- Directed by: Ery Claver
- Screenplay by: Ery Claver
- Produced by: Jorge Cohen
- Starring: Claudia Pukuta; Moliteli Mokake;
- Cinematography: Eduardo Kropotkine
- Edited by: Zeno Monyak
- Music by: Ismael Suama
- Production company: Geração 80
- Release date: 2022;
- Running time: 98 minutes
- Country: Angola
- Language: Portuguese

= Our Lady of the Chinese Shop =

2022 Angolan film

Our Lady of the Chinese Shop is a 2022 Angolan drama film written and directed by Ery Claver on his directorial feature film debut. The film was set in the backdrop of Luanda. The film storyline is based on the colonialism, imperialism, religion and national malaise. The film largely portrayed novice actors who were largely unknown in film fraternity but were praised for their authentic performances despite lack of interaction throughout the film. The director of the film decided to take a subtle dig at China's gawing influence over Angola through this film by portraying the story of a Chinese merchant's opportunism. The film was produced by Geração 80.

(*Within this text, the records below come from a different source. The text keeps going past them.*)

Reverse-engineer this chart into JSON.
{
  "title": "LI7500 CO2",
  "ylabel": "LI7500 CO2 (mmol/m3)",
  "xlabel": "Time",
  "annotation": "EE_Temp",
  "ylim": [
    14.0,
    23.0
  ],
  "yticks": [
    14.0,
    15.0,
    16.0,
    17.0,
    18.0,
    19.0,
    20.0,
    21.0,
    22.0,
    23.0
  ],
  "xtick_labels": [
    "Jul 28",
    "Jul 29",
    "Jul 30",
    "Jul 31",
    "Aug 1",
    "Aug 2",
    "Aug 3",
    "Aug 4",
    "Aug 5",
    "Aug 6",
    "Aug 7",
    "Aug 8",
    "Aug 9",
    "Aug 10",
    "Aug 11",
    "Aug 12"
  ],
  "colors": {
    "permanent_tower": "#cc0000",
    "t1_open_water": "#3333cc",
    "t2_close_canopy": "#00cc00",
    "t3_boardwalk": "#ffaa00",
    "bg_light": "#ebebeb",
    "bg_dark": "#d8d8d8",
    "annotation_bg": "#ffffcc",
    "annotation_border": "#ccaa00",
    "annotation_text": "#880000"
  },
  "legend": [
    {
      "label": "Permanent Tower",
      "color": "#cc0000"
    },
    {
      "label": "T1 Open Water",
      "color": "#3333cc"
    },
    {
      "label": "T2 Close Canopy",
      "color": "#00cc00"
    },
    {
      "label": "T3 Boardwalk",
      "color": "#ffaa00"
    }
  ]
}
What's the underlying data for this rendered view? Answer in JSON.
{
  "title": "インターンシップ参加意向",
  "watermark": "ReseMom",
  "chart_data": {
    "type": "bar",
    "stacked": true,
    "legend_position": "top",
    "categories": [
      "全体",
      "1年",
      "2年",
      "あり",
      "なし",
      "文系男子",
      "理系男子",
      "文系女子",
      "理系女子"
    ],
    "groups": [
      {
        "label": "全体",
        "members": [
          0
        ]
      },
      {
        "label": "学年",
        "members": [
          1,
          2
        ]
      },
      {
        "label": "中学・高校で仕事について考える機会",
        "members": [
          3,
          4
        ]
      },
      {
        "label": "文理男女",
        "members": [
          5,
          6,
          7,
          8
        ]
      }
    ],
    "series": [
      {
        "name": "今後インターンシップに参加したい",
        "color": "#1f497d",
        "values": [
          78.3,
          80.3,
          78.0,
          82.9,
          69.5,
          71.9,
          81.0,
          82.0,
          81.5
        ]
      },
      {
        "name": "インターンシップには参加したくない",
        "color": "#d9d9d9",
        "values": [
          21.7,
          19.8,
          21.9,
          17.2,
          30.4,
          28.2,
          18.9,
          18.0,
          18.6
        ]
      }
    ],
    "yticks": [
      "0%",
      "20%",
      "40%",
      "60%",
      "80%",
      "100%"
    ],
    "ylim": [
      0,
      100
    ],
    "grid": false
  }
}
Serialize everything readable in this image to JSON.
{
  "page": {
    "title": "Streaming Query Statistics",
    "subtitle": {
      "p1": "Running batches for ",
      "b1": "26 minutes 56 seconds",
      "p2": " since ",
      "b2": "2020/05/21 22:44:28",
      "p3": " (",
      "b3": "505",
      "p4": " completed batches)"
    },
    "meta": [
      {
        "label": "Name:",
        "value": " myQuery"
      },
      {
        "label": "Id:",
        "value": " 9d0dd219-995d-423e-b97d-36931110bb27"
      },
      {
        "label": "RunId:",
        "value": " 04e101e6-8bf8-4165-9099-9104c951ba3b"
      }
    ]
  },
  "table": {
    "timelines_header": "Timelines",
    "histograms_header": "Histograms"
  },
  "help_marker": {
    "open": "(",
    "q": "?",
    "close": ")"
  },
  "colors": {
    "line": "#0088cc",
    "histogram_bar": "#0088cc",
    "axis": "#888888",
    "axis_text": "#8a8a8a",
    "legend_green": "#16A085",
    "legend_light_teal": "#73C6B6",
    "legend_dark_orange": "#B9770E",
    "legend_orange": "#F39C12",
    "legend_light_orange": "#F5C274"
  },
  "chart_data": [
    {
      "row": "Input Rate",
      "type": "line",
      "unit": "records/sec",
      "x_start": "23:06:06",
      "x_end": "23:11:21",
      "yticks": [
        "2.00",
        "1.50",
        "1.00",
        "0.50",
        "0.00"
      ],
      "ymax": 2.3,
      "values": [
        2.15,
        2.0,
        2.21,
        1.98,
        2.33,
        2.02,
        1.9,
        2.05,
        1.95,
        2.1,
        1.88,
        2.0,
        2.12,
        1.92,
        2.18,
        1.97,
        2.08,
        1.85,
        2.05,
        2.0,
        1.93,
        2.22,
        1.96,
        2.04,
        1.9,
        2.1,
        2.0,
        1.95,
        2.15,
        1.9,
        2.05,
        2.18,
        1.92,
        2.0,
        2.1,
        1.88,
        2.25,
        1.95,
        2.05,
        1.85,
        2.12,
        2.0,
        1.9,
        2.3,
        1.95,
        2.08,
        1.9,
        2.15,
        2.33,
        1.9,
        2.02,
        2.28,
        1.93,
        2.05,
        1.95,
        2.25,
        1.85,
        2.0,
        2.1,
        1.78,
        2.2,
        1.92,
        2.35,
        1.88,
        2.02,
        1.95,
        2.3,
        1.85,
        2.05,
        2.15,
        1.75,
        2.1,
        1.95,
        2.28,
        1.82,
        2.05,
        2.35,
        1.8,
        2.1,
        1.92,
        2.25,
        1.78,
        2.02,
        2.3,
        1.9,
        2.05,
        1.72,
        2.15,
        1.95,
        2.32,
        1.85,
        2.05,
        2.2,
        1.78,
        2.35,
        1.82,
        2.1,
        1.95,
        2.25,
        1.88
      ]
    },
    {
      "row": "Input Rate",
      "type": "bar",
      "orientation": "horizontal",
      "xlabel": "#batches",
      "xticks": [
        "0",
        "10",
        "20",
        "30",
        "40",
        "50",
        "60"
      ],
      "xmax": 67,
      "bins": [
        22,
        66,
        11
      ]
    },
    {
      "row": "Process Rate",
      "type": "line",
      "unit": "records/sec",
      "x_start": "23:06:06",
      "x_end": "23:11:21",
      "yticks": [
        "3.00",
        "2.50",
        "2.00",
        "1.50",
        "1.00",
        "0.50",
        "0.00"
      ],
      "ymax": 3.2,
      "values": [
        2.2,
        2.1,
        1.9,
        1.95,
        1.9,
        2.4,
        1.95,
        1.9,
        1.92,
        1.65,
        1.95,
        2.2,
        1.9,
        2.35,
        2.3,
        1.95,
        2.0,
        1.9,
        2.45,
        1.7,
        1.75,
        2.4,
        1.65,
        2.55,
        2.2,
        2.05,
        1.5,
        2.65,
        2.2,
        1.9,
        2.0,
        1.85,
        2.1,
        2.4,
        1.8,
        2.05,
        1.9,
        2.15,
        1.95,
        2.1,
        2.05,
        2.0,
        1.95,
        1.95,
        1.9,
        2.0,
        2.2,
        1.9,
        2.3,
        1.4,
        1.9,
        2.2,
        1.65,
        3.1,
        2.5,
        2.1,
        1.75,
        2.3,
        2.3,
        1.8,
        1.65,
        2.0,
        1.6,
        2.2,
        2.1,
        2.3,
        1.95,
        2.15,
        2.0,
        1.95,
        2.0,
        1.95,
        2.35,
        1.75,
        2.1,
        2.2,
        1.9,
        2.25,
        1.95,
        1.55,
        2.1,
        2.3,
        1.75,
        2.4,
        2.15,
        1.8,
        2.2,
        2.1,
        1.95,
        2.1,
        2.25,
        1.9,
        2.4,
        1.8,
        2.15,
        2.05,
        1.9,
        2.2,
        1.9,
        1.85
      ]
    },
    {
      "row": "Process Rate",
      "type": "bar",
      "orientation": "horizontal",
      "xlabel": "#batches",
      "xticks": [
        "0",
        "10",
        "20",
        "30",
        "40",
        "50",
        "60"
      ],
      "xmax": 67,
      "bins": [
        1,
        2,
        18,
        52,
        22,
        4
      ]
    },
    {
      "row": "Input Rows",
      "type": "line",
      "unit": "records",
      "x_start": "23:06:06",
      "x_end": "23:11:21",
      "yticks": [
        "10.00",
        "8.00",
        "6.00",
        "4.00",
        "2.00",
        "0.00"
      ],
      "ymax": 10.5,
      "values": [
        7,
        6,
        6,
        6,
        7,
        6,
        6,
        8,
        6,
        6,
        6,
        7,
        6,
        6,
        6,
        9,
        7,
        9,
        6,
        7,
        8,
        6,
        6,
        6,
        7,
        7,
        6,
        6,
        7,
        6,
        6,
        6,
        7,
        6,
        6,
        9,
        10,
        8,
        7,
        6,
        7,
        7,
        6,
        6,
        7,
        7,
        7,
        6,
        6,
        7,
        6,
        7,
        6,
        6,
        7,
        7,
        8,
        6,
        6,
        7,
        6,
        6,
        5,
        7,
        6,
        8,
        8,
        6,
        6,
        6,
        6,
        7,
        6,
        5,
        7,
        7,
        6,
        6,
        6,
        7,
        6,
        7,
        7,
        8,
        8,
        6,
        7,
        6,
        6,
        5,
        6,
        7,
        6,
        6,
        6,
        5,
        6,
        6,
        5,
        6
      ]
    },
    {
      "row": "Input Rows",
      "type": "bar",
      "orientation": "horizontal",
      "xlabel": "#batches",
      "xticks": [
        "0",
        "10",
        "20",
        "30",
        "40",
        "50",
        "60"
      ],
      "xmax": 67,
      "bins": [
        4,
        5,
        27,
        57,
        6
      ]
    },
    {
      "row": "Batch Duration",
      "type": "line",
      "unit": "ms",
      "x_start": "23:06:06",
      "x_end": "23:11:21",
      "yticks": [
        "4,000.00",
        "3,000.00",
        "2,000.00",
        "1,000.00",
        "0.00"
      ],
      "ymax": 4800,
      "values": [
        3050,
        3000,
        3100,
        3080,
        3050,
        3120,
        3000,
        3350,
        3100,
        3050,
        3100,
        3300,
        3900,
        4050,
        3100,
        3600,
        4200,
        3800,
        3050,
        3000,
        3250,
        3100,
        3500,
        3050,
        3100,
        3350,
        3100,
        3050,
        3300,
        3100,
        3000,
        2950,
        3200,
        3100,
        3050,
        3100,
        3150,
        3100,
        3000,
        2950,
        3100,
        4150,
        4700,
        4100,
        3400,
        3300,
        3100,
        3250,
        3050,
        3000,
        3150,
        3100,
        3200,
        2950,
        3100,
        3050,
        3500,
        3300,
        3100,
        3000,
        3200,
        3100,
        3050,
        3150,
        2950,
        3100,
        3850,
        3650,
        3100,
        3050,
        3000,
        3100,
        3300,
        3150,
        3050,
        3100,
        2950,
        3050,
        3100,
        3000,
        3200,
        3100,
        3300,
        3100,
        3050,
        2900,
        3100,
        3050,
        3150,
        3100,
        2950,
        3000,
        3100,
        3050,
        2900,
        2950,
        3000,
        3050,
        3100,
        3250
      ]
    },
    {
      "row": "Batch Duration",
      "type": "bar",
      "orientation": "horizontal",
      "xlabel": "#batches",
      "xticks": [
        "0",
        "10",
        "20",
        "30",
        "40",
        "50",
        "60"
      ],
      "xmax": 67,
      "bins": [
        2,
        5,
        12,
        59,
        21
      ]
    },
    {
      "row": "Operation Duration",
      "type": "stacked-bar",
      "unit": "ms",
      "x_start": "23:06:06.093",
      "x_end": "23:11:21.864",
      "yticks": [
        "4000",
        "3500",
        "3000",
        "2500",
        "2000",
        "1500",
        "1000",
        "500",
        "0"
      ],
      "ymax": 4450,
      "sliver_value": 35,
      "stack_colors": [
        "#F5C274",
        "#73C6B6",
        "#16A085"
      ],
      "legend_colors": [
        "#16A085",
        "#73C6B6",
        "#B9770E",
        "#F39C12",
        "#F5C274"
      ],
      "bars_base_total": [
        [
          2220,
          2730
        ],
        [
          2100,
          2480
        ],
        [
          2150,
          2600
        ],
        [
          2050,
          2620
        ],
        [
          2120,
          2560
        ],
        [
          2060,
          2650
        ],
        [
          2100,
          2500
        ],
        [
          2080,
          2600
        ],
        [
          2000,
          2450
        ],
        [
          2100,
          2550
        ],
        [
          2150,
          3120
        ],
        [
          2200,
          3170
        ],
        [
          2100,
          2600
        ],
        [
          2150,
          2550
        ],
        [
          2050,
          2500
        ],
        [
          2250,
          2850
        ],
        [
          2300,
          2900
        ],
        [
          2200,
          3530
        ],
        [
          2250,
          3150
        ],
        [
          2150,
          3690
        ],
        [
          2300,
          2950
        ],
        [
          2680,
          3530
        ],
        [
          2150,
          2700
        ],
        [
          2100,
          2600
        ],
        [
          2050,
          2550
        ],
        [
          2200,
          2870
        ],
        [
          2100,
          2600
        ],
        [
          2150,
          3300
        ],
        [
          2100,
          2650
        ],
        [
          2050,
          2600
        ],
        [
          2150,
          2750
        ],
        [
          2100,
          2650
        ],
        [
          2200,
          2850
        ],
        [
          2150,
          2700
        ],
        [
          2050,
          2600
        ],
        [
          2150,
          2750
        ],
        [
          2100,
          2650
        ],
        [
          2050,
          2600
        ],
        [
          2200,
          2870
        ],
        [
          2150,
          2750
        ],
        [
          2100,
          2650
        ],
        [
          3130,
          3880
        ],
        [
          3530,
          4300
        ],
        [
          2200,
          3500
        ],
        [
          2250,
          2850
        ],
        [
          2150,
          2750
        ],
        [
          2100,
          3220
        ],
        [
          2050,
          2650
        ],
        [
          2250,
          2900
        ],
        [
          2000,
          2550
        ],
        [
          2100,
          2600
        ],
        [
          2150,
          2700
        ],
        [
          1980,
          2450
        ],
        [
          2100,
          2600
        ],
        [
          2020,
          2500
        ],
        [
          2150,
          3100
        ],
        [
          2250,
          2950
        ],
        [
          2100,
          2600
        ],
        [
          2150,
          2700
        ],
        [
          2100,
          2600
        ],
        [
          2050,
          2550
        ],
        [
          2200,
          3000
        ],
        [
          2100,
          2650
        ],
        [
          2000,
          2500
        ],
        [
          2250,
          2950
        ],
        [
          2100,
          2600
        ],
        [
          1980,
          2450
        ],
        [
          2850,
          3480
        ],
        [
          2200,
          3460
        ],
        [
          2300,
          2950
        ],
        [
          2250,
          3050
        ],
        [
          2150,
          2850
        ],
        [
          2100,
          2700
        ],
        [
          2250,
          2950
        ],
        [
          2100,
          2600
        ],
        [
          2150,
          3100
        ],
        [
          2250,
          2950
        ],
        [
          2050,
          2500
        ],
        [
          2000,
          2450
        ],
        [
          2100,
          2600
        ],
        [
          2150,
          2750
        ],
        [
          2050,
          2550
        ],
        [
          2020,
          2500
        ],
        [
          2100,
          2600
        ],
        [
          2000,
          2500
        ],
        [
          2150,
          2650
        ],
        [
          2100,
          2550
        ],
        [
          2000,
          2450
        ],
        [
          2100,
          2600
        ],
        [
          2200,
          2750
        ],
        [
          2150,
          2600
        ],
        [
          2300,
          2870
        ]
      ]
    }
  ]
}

However, the film was criticised for its slow phased screenplay, obscure plots and lack of dialogues but was praised for its visual storytelling and poetic narration with some critics calling the film similar to a documentary version. The film was screened as part of the First Feature Competition at the 2022 London Film Festival in October 2022. It was also screened in Red Sea Film Festival and at the Film Festival Gent. According to The Africa Report, it was ranked among top ten most notable African films of 2022.

== Synopsis ==
The characters have one thing in common as they encounter with a plastic statue of the Virgin Mary which was put for megasale by a power-hungry Chinese merchant. The Chinese merchant exploits the majority of Catholicism in Angola and intends to rake huge sums of profits through the Virgin Mary doll which was shipped into Luanda from an overseas nation and the Virgin Mary doll would soon go on to make profound effects on the inhabitants in Angola.

== Cast ==

- Claudia Pukuta as Domingas
- Willi Ribeiro as Zoyo
- David Caracol Bessa
- Liu Xuibing as shopkeeper
- Tobiasa the dog

== Production ==
The film was predominantly and entirely shot and set in Luanda. The principal photography of the film began during the middle of the COVID-19 pandemic in 2020 and the film was shot with just two main actors. The film was bankrolled by the Angolan filmmaking collective Geração 80 which was its second fiction feature film.